You know what's annoying? Every other stocking stuffer guide I found suggested things like cufflinks. Cufflinks are not the male equivalent of earrings, people. Here's what they really want, or at least will use for a couple of days before they lose/break the majority of it:
- Gum. Everybody loves gum, except Dan, that weirdo. But everyone normal does.
- Pocket Knife. If your man doesn't have one, he won't know how he lived without one once he does.
- Candy. Stuff every free bit of space with candy. The ultimate filler. Any pocket of air is just a sign you don't truly love him.
- Joke Book. Because dad jokes are the best and the perfect ice breaker.
- Mini Nerf Gun. To terrorize wives and cats. Don't worry, odds are all the little foam bullets will be lost by New Year's.

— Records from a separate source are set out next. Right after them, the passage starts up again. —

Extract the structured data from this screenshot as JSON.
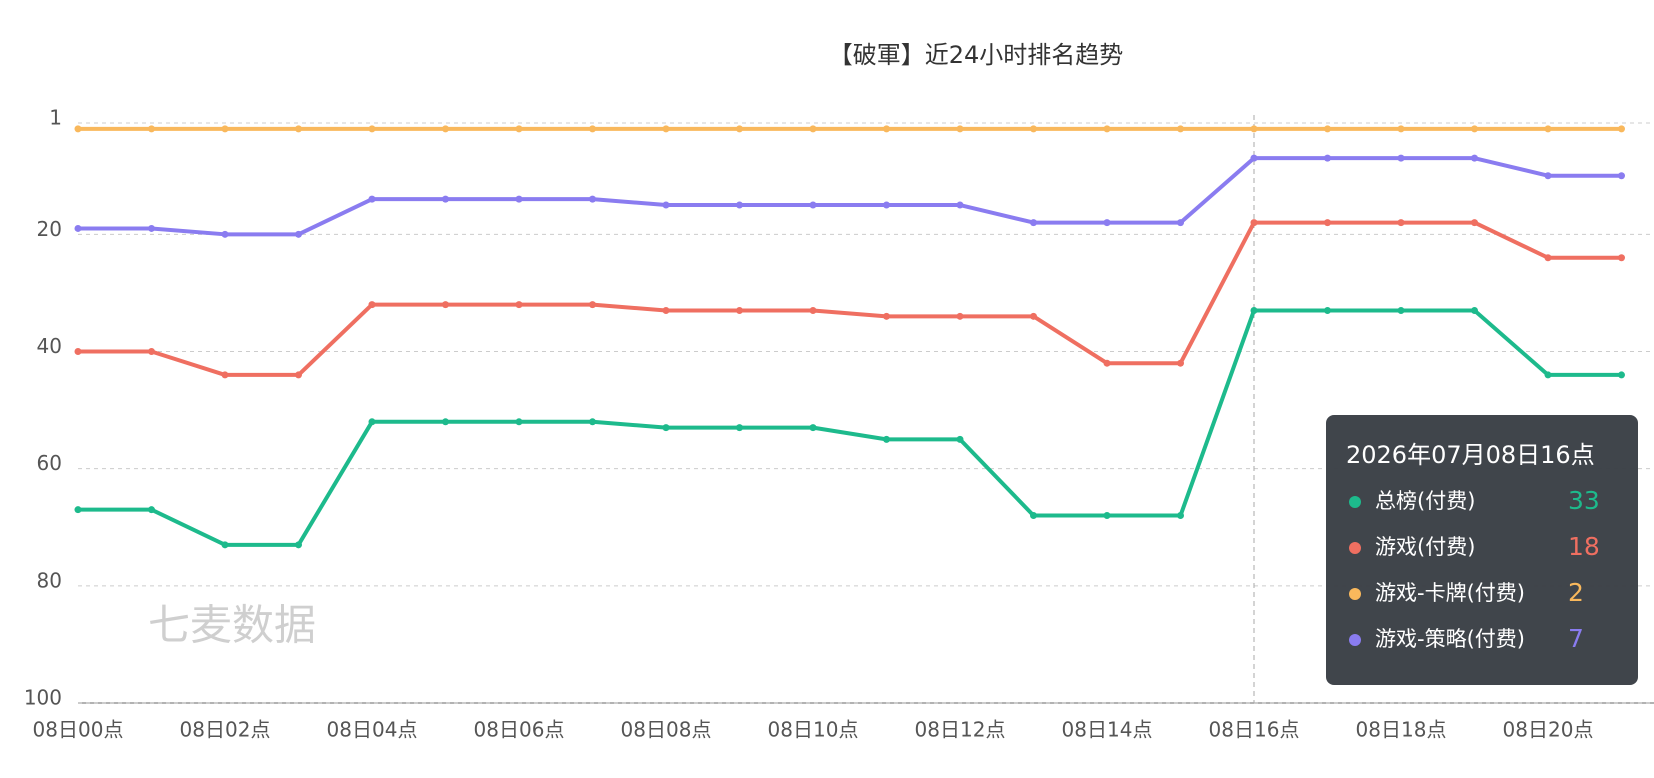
{
  "chart_data": {
    "type": "line",
    "title": "【破軍】近24小时排名趋势",
    "watermark": "七麦数据",
    "categories": [
      "08日00点",
      null,
      "08日02点",
      null,
      "08日04点",
      null,
      "08日06点",
      null,
      "08日08点",
      null,
      "08日10点",
      null,
      "08日12点",
      null,
      "08日14点",
      null,
      "08日16点",
      null,
      "08日18点",
      null,
      "08日20点",
      null
    ],
    "ylim": [
      1,
      100
    ],
    "y_inverted": true,
    "yticks": [
      1,
      20,
      40,
      60,
      80,
      100
    ],
    "grid": true,
    "series": [
      {
        "name": "总榜(付费)",
        "color": "#1dba8c",
        "values": [
          67,
          67,
          73,
          73,
          52,
          52,
          52,
          52,
          53,
          53,
          53,
          55,
          55,
          68,
          68,
          68,
          33,
          33,
          33,
          33,
          44,
          44
        ]
      },
      {
        "name": "游戏(付费)",
        "color": "#ef6f61",
        "values": [
          40,
          40,
          44,
          44,
          32,
          32,
          32,
          32,
          33,
          33,
          33,
          34,
          34,
          34,
          42,
          42,
          18,
          18,
          18,
          18,
          24,
          24
        ]
      },
      {
        "name": "游戏-卡牌(付费)",
        "color": "#f9b85c",
        "values": [
          2,
          2,
          2,
          2,
          2,
          2,
          2,
          2,
          2,
          2,
          2,
          2,
          2,
          2,
          2,
          2,
          2,
          2,
          2,
          2,
          2,
          2
        ]
      },
      {
        "name": "游戏-策略(付费)",
        "color": "#8a7cf0",
        "values": [
          19,
          19,
          20,
          20,
          14,
          14,
          14,
          14,
          15,
          15,
          15,
          15,
          15,
          18,
          18,
          18,
          7,
          7,
          7,
          7,
          10,
          10
        ]
      }
    ],
    "tooltip": {
      "title": "2026年07月08日16点",
      "index": 16
    }
  }
}
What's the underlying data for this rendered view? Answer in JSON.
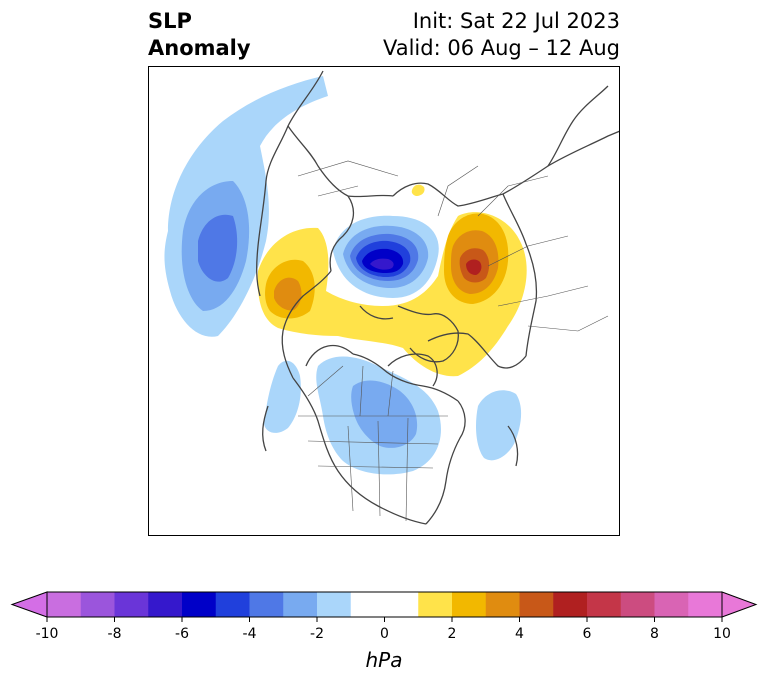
{
  "title": {
    "line1": "SLP",
    "line2": "Anomaly"
  },
  "run": {
    "init": "Init: Sat 22 Jul 2023",
    "valid": "Valid: 06 Aug – 12 Aug"
  },
  "colorbar": {
    "unit": "hPa",
    "ticks": [
      "-10",
      "-8",
      "-6",
      "-4",
      "-2",
      "0",
      "2",
      "4",
      "6",
      "8",
      "10"
    ],
    "levels": [
      -10,
      -9,
      -8,
      -7,
      -6,
      -5,
      -4,
      -3,
      -2,
      -1,
      1,
      2,
      3,
      4,
      5,
      6,
      7,
      8,
      9,
      10
    ],
    "colors": [
      "#c96ee0",
      "#9b55dc",
      "#6a35d8",
      "#3518cc",
      "#0000c8",
      "#2040dc",
      "#4f78e6",
      "#78aaf0",
      "#aad6fa",
      "#ffffff",
      "#ffe34a",
      "#f2b800",
      "#e08c10",
      "#c85818",
      "#b02020",
      "#c43648",
      "#cc4c80",
      "#d964b4",
      "#e878d8"
    ],
    "under": "#d46ee6",
    "over": "#e878d8"
  },
  "colors": {
    "land_outline": "#444444",
    "frame": "#000000"
  }
}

- Lip Balm. Men don't buy themselves the good stuff, but they are so grateful to have it. Just make sure it's not girly and he may actually use it.
- Beanie. You can never have too many warm, little hats.
- Model Car Kit. Especially meaningful if you can find one of his favorite car. And it'll give him something to work on in the downtime on Christmas.
- Wallet. Men's wallets tend to take a beating and show their age quickly. His probably needs a refresher.
- Magnetic Wristband. This thing just looks like it's the coolest thing ever. I'm so sad it's sold out. Definitely getting one for Dan next year, probably one for me, too. It's magnetic so you don't drop screws and nuts when you're working on something. It's just so smart!